• Gold eased on Friday, heading towards its biggest weekly decline in 2-1/2 months, as the U.S. dollar climbed from last week's three-year low on the back of higher U.S. Treasury yields.
• Bullion has come under heavy pressure this week from a recovery in the greenback and expectations that the U.S. Federal Reserve will press ahead with interest rate increases this year, which tend to weigh on non-yielding gold.
• Spot gold was down 0.2 percent at $1,328.74 by 1:37 p.m. EST (1837 GMT), its fifth losing session in six. U.S. April gold futures settled down $2.40, or 0.2 percent, at $1,330.30 per ounce.

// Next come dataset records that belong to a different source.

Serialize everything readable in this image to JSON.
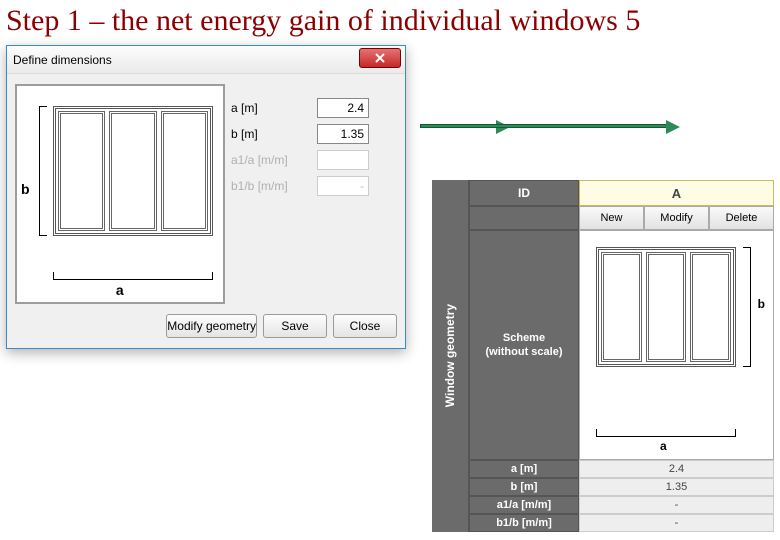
{
  "slide": {
    "title": "Step 1 – the net energy gain of individual windows 5"
  },
  "dialog": {
    "title": "Define dimensions",
    "fields": {
      "a": {
        "label": "a [m]",
        "value": "2.4"
      },
      "b": {
        "label": "b [m]",
        "value": "1.35"
      },
      "a1a": {
        "label": "a1/a [m/m]",
        "value": ""
      },
      "b1b": {
        "label": "b1/b [m/m]",
        "value": "-"
      }
    },
    "labels": {
      "a": "a",
      "b": "b"
    },
    "buttons": {
      "modify": "Modify geometry",
      "save": "Save",
      "close": "Close"
    }
  },
  "panel": {
    "side_title": "Window geometry",
    "id_label": "ID",
    "id_value": "A",
    "buttons": {
      "new": "New",
      "modify": "Modify",
      "delete": "Delete"
    },
    "scheme": {
      "label": "Scheme",
      "sub": "(without scale)",
      "a": "a",
      "b": "b"
    },
    "rows": {
      "a": {
        "label": "a [m]",
        "value": "2.4"
      },
      "b": {
        "label": "b [m]",
        "value": "1.35"
      },
      "a1a": {
        "label": "a1/a [m/m]",
        "value": "-"
      },
      "b1b": {
        "label": "b1/b [m/m]",
        "value": "-"
      }
    }
  }
}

• Spot prices have shed 1.4 percent this week, their biggest weekly decline since early December, after failing to sustain a brief push back above $1,360 an ounce last Friday.
• Bonds were also supported by the completion of $258 billion in new supply this week, which was the second largest ever over a three-day period.
• A weak euro also pressured gold. "Further weakness in gold and the euro could be the start of a fresh trend and caution for bulls is in order," said Friedberg Mercantile Group's Sholom Sanik.
• Minutes of the Fed's latest rate-setting meeting were released this week and emphasized confidence in the need to keep raising interest rates.
• "Despite the hawkish stance by the Fed, which drove this move in the gold price, we are still above the $1,300 mark," said Think Markets' chief market analyst Naeem Aslam, flagging a key support level.
• On the physical gold markets, traders said buying was muted in China after the week-long Lunar New Year holiday that closed financial markets until Thursday.
• Meanwhile, palladium increased 0.8 percent at $1,046.60 per ounce, likely boosted on industrial demand for catalytic converters in gasoline-burning vehicles, traders said. The metal was relatively flat from the prior week.
Silver dropped 0.6 percent at $16.51 an ounce, heading for a 0.9 percent weekly decline. Platinum gained 0.2 percent at $995.80 an ounce, but was down 0.6 percent on the week.